The 3,000 firefighters faced another day of temperatures in the 90s to low 100s as they fought the fire, aided by fleets aircraft dropping retardant and water and hundreds of fire engines.

Some neighborhoods in Santa Clarita, population about 200,000, remained off limits Tuesday because of the fire. But most evacuations ordered for about 10,000 homes with an estimated 20,000 residents were lifted.

Lane Leavitt, who trains stunt actors and specializes in setting people on fire for movies and television, was relieved when he returned home Monday evening to find his home and business fully intact. 

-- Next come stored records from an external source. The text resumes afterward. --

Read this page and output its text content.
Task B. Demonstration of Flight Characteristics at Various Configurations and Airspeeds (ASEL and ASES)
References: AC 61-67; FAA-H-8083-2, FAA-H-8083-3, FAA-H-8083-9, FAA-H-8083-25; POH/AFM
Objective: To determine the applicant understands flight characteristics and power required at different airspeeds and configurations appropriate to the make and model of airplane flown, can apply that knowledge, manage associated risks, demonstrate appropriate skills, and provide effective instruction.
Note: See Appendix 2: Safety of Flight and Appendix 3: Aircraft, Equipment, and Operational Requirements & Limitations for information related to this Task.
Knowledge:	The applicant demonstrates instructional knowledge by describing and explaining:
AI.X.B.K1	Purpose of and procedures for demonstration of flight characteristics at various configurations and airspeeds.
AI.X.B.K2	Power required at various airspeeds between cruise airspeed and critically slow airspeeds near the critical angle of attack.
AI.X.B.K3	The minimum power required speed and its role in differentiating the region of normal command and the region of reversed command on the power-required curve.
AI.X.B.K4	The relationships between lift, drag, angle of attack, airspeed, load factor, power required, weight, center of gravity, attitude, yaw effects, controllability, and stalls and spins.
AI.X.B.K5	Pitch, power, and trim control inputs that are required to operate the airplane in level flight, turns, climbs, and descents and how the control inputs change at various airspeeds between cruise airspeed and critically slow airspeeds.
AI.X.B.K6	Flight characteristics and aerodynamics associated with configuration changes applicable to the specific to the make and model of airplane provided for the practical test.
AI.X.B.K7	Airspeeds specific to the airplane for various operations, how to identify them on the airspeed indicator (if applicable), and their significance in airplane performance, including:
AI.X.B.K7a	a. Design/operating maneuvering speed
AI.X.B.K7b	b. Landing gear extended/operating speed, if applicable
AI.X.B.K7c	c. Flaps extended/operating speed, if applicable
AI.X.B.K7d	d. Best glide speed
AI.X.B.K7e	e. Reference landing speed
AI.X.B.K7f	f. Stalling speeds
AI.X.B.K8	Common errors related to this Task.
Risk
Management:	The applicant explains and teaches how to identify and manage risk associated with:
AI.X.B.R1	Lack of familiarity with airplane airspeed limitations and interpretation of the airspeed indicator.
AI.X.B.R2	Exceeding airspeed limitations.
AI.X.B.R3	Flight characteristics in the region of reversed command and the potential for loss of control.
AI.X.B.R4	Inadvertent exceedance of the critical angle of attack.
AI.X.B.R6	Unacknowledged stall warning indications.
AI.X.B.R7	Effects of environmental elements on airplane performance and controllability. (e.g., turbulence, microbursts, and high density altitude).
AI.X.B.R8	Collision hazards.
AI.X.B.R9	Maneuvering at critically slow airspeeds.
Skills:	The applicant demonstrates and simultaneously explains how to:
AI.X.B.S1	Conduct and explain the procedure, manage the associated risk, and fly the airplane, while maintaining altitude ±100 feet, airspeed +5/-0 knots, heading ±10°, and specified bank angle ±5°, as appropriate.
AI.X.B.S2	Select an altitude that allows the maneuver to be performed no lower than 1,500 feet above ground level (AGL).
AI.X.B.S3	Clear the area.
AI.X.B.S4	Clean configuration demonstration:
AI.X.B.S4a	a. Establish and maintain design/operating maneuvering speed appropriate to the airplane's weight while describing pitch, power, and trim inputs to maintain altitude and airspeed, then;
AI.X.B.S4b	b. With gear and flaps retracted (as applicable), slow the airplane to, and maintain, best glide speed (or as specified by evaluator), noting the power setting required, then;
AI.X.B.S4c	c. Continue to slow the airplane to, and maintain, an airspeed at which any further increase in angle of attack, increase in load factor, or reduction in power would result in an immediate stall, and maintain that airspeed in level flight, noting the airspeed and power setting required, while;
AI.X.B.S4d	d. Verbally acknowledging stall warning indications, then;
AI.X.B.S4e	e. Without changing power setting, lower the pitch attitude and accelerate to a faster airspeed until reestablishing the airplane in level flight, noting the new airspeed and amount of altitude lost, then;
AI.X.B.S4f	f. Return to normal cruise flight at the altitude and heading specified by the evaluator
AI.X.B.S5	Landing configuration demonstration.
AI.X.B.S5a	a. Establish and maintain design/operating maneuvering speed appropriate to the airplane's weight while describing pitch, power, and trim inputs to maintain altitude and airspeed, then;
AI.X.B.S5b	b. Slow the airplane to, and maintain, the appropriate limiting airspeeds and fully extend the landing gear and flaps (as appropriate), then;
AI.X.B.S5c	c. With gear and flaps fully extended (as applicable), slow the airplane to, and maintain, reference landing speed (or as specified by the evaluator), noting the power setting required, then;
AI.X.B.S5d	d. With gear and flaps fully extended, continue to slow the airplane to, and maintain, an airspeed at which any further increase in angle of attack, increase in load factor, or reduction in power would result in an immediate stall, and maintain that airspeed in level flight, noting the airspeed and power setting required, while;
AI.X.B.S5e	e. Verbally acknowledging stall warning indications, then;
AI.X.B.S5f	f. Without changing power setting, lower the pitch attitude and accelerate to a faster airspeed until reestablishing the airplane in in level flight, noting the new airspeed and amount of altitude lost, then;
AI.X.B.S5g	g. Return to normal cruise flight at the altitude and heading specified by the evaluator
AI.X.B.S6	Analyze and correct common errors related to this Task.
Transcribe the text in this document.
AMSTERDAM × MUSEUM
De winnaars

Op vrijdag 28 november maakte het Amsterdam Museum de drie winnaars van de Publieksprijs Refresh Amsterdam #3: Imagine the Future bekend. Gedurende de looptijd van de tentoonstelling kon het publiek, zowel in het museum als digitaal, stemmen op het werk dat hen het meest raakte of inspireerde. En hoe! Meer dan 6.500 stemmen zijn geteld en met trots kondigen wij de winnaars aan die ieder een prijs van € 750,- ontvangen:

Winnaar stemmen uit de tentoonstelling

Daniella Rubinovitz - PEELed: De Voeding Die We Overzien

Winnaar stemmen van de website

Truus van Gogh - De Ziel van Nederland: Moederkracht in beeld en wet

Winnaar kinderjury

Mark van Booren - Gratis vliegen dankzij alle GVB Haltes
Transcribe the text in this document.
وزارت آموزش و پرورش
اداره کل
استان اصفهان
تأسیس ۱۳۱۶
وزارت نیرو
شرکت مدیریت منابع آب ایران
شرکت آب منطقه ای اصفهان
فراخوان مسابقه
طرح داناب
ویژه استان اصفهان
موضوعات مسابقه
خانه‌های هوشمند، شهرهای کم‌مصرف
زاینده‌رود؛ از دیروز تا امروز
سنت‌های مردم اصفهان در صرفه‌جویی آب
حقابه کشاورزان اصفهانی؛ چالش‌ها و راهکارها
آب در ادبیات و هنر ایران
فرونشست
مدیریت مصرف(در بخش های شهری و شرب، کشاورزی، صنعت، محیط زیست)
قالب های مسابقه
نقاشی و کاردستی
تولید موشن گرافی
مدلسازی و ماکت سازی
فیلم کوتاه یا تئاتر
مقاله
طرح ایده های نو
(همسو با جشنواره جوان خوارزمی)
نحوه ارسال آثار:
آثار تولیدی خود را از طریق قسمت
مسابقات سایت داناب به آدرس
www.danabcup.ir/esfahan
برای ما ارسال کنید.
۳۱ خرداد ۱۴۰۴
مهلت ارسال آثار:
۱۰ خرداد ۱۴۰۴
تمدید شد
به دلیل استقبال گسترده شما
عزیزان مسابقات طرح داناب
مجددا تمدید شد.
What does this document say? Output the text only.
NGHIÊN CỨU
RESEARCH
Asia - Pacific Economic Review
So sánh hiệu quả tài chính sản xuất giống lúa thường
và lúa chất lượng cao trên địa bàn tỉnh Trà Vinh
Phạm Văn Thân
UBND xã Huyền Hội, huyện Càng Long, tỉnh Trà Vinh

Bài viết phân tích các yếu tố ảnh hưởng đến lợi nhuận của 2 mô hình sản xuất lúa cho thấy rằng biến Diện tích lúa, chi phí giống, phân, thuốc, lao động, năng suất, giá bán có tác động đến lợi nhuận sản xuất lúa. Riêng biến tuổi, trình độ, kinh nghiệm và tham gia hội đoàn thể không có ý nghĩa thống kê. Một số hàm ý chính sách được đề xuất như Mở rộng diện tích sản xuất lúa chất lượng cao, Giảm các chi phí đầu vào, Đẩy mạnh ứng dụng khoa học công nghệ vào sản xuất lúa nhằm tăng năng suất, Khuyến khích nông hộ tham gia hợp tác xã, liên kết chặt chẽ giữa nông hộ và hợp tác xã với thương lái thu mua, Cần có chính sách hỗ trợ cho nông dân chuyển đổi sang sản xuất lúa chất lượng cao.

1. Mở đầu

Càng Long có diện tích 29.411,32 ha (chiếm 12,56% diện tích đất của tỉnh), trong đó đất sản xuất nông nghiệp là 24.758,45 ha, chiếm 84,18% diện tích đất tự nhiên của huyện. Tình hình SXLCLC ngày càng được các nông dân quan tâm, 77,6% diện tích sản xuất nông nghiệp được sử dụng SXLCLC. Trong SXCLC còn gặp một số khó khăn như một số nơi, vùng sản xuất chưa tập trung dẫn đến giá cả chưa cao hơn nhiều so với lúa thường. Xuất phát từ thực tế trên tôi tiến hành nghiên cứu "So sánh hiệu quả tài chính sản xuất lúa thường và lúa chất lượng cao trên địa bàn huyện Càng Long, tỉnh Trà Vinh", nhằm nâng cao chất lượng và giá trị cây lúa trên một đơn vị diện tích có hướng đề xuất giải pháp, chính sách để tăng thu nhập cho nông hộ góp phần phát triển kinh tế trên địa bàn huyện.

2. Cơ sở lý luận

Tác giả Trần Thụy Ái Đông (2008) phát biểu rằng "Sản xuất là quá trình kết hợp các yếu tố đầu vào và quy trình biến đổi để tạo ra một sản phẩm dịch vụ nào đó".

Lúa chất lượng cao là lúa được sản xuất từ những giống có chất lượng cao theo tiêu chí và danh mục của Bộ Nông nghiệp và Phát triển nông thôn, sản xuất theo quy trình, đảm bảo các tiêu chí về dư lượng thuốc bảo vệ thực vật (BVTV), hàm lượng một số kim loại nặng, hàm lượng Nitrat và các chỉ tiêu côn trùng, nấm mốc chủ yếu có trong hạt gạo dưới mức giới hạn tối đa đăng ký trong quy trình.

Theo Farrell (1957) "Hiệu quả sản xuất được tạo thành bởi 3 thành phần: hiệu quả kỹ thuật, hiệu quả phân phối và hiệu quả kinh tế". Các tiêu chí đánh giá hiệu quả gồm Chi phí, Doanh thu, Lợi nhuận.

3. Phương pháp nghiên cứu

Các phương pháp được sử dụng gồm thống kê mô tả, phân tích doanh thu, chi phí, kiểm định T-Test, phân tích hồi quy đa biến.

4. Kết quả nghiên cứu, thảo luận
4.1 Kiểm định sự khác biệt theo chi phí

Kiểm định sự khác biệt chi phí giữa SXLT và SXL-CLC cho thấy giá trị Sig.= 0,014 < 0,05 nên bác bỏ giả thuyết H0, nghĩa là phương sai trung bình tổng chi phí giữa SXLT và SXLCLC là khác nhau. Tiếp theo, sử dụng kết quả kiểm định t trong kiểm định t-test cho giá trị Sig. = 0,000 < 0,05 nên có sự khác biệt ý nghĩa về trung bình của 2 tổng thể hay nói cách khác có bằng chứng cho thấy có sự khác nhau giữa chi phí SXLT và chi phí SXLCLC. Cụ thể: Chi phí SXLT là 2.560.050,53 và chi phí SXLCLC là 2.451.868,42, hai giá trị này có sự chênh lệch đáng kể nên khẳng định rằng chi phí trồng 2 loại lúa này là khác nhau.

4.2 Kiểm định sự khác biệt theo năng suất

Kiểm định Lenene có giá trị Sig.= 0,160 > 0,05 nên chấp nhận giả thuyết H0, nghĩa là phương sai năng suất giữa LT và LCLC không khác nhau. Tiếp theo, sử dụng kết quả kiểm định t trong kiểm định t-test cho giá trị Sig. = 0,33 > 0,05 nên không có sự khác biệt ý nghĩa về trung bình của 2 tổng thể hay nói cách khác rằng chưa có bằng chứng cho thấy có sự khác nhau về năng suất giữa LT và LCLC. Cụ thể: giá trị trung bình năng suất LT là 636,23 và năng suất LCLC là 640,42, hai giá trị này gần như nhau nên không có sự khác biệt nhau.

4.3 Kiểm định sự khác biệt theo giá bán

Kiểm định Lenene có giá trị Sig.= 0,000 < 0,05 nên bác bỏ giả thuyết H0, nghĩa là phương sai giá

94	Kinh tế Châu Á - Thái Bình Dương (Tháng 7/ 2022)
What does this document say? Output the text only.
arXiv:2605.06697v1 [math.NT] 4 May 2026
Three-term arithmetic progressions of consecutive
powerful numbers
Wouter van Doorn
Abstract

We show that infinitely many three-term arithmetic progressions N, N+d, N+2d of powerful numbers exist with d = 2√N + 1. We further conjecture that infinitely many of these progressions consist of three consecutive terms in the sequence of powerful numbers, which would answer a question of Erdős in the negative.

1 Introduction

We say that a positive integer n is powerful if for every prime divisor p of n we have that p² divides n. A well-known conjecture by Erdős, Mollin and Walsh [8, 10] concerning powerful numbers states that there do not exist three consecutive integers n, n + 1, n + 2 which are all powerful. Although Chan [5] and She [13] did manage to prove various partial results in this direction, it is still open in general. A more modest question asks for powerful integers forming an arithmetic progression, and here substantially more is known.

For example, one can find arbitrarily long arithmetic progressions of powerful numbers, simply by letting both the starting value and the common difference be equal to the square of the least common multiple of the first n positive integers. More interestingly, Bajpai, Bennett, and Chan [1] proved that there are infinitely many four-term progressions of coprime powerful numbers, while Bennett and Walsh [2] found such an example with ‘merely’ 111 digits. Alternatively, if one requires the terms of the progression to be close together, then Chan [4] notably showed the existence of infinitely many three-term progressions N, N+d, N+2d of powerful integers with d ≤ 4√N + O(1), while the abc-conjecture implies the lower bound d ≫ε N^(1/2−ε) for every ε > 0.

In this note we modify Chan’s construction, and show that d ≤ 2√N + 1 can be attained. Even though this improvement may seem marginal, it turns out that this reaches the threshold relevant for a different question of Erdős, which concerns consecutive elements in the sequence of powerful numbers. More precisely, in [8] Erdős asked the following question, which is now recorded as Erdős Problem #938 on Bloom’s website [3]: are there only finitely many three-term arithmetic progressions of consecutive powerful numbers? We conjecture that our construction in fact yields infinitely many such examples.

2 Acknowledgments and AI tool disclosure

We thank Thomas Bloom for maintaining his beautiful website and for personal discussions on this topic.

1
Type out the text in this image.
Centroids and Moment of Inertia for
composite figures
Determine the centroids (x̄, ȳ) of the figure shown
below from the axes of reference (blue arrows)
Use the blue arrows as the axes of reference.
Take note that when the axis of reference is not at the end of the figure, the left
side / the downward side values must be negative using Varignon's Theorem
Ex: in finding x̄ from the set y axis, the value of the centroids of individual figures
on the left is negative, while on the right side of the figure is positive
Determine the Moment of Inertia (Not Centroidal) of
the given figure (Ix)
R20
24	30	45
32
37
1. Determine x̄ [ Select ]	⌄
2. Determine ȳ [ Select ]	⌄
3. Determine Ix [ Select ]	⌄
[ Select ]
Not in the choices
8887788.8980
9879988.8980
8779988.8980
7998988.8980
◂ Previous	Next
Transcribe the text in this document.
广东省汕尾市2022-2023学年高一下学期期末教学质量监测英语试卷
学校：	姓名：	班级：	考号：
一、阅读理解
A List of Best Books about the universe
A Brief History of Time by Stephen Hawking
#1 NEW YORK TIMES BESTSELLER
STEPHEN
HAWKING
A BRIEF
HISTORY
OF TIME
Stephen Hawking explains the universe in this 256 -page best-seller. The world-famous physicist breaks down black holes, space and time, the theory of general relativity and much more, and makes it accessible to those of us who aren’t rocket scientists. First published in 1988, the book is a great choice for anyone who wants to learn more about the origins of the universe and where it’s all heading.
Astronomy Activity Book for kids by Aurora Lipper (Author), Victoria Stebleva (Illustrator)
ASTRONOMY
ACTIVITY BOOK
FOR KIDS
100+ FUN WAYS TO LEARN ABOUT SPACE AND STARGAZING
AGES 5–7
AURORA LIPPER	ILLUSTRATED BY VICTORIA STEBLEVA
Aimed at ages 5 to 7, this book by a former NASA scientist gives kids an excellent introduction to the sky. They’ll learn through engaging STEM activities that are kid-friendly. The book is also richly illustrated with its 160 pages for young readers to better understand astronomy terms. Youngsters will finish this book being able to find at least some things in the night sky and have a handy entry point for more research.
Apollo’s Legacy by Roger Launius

"It's a miracle everything was there," he said from his home across the street from a ranch used to make movies where the sets were incinerated. 

Leavitt and his son on Saturday used extinguishers to battle a 50-foot (15-meter) circle of flames in the backyard before firefighters arrived. 

Without that effort, he said, the fire probably would have consumed six tall pine trees that could have exploded and sent flaming embers onto his house, with wind carrying them to hundreds of others nearby.

Friends and clients from around the world called and texted Leavitt, worried he lost everything after he abandoned the house with fire burning on two sides of it.